Mycoplasma hyorhinis

Scientific classification
- Domain: Bacteria
- Kingdom: Bacillati
- Phylum: Mycoplasmatota
- Class: Mollicutes
- Order: Mycoplasmatales
- Family: Mycoplasmataceae
- Genus: Mycoplasma
- Species: M. hyorhinis
- Binomial name: Mycoplasma hyorhinis Switzer 1955 (Approved Lists 1980)

= Mycoplasma hyorhinis =

- Genus: Mycoplasma
- Species: hyorhinis
- Authority: Switzer 1955 (Approved Lists 1980)

Species of bacterium

Mycoplasma hyorhinis is a species of bacteria in the Mycoplasmataceae family. It is often found as a commensal in the respiratory tract of pigs, and rarely in the skin of humans. M. hyorhinis is thought to facilitate and exacerbate the development of diseases such as porcine enzootic pneumonia and porcine reproductive and respiratory syndrome (PRRS). Rarely, it may cause mycoplasma arthritis, mycoplasmal polyserositis or mycoplasma septicaemia in piglets without the involvement of other bacteria. This presents as polyarthritis or polyserositis.

M. hyorhinis can prevent cell death caused by nicotinamide phosphoribosyltransferase inhibitors.

==Clinical signs and diagnosis==
A variety of clinical signs are seen in piglets less than 10-weeks old.

Lameness, polyserositis and joint swelling are the most common symptoms.

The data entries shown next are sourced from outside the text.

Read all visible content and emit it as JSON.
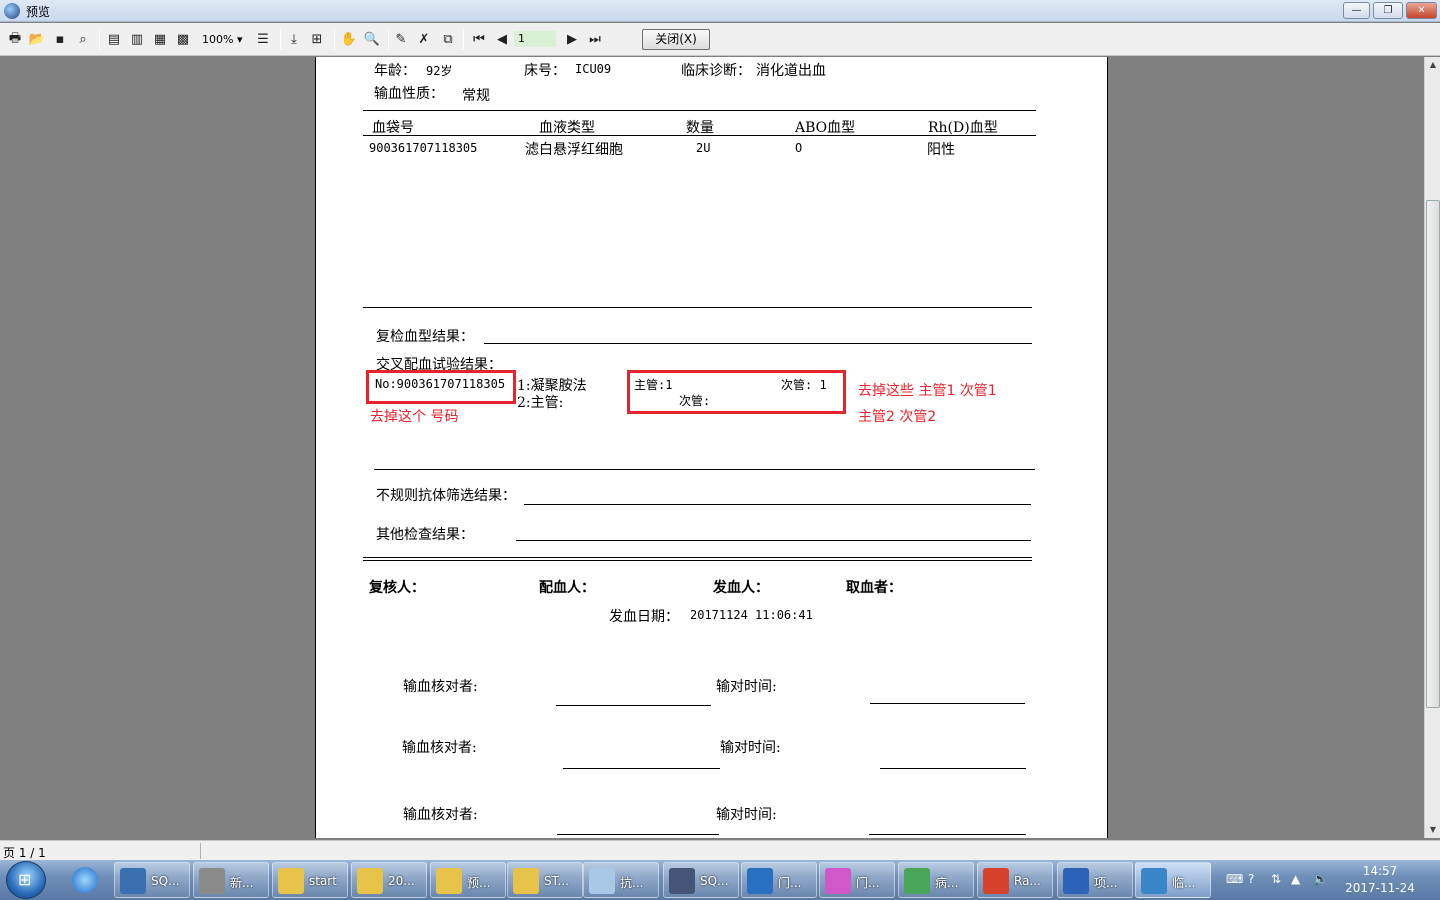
{
  "window": {
    "title": "预览",
    "min": "—",
    "max": "❐",
    "close": "✕"
  },
  "toolbar": {
    "zoom": "100%",
    "page_value": "1",
    "close_label": "关闭(X)",
    "icons": [
      "print-icon",
      "open-icon",
      "save-icon",
      "find-icon",
      "single-page-icon",
      "two-page-icon",
      "four-page-icon",
      "multi-page-icon",
      "zoom-dropdown",
      "page-width-icon",
      "export-icon",
      "outline-icon",
      "hand-icon",
      "zoom-icon",
      "edit-icon",
      "delete-icon",
      "copy-icon",
      "first-page-icon",
      "prev-page-icon",
      "next-page-icon",
      "last-page-icon"
    ]
  },
  "report": {
    "age_label": "年龄：",
    "age_value": "92岁",
    "bed_label": "床号：",
    "bed_value": "ICU09",
    "diagnosis_label": "临床诊断：",
    "diagnosis_value": "消化道出血",
    "nature_label": "输血性质：",
    "nature_value": "常规",
    "table": {
      "headers": [
        "血袋号",
        "血液类型",
        "数量",
        "ABO血型",
        "Rh(D)血型"
      ],
      "rows": [
        [
          "900361707118305",
          "滤白悬浮红细胞",
          "2U",
          "O",
          "阳性"
        ]
      ]
    },
    "recheck_label": "复检血型结果：",
    "cross_label": "交叉配血试验结果：",
    "cross_no": "No:900361707118305",
    "method_line1": "1:凝聚胺法",
    "method_line2": "2:主管:",
    "main_tube_1": "主管:1",
    "sub_tube_1": "次管: 1",
    "sub_tube_2": "次管:",
    "irregular_label": "不规则抗体筛选结果：",
    "other_label": "其他检查结果：",
    "reviewer_label": "复核人：",
    "matcher_label": "配血人：",
    "issuer_label": "发血人：",
    "collector_label": "取血者：",
    "issue_date_label": "发血日期：",
    "issue_date_value": "20171124 11:06:41",
    "checker_label": "输血核对者:",
    "check_time_label": "输对时间:"
  },
  "annotations": {
    "note_left": "去掉这个 号码",
    "note_right_1": "去掉这些  主管1 次管1",
    "note_right_2": "主管2 次管2"
  },
  "status": {
    "page_info": "页 1 / 1"
  },
  "taskbar": {
    "items": [
      {
        "label": "SQ...",
        "color": "#3a6fb0"
      },
      {
        "label": "新...",
        "color": "#8a8a8a"
      },
      {
        "label": "start",
        "color": "#e8c34a"
      },
      {
        "label": "20...",
        "color": "#e8c34a"
      },
      {
        "label": "预...",
        "color": "#e8c34a"
      },
      {
        "label": "ST...",
        "color": "#e8c34a"
      },
      {
        "label": "抗...",
        "color": "#a9c7e6"
      },
      {
        "label": "SQ...",
        "color": "#445577"
      },
      {
        "label": "门...",
        "color": "#2a70c0"
      },
      {
        "label": "门...",
        "color": "#d058c8"
      },
      {
        "label": "病...",
        "color": "#49a558"
      },
      {
        "label": "Ra...",
        "color": "#d8412b"
      },
      {
        "label": "项...",
        "color": "#2c62b8"
      },
      {
        "label": "临...",
        "color": "#3a86c8"
      }
    ],
    "time": "14:57",
    "date": "2017-11-24"
  }
}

A foul-smelling discharge from the ears can occur secondary to otitis. Less specific signs include poor coat quality, pyrexia, cardiovascular, gastrointestinal, neurological and respiratory signs.

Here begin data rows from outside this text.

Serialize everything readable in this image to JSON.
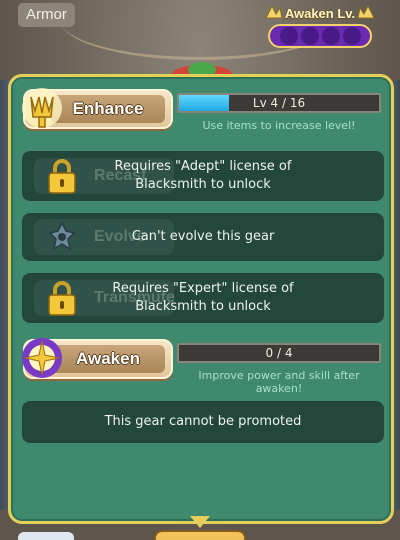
{
  "header": {
    "category_label": "Armor",
    "awaken_level_label": "Awaken Lv.",
    "awaken_level_filled": 0,
    "awaken_level_max": 4
  },
  "enhance": {
    "button_label": "Enhance",
    "icon": "crown-trident-icon",
    "progress_text": "Lv 4 / 16",
    "progress_fraction": 0.25,
    "hint": "Use items to increase level!"
  },
  "recast": {
    "ghost_label": "Recast",
    "icon": "padlock-icon",
    "message_line1": "Requires \"Adept\" license of",
    "message_line2": "Blacksmith to unlock"
  },
  "evolve": {
    "ghost_label": "Evolve",
    "icon": "evolve-gear-icon",
    "message": "Can't evolve this gear"
  },
  "transmute": {
    "ghost_label": "Transmute",
    "icon": "padlock-icon",
    "message_line1": "Requires \"Expert\" license of",
    "message_line2": "Blacksmith to unlock"
  },
  "awaken": {
    "button_label": "Awaken",
    "icon": "awaken-sparkle-icon",
    "progress_text": "0 / 4",
    "progress_fraction": 0,
    "hint": "Improve power and skill after awaken!"
  },
  "promote": {
    "message": "This gear cannot be promoted"
  },
  "colors": {
    "panel_green": "#3f8a6f",
    "row_dark": "#24473c",
    "panel_border_gold": "#e4cf5b",
    "progress_blue": "#20a8e0",
    "awaken_purple": "#6a2bb0"
  }
}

Bacterial culture, immunofluorescent antibody testing (IFAT), complement fixation test and haemagglutination can all be used to confirm the diagnosis.

==Human pathogenicity==
There is some evidence implicating M. hyorhinis in the pathogenesis of scleroderma, a chronic systemic disease of humans. One study isolated the bacteria from scleroderma patients. Another study found that injecting M. hyorhinis into mice induces a scleroderma-like autoimmune disease. However, more research is needed to confirm or refute the link between M. hyorhinis and scleroderma.

==Treatment==
Antibiotics are the treatment of choice.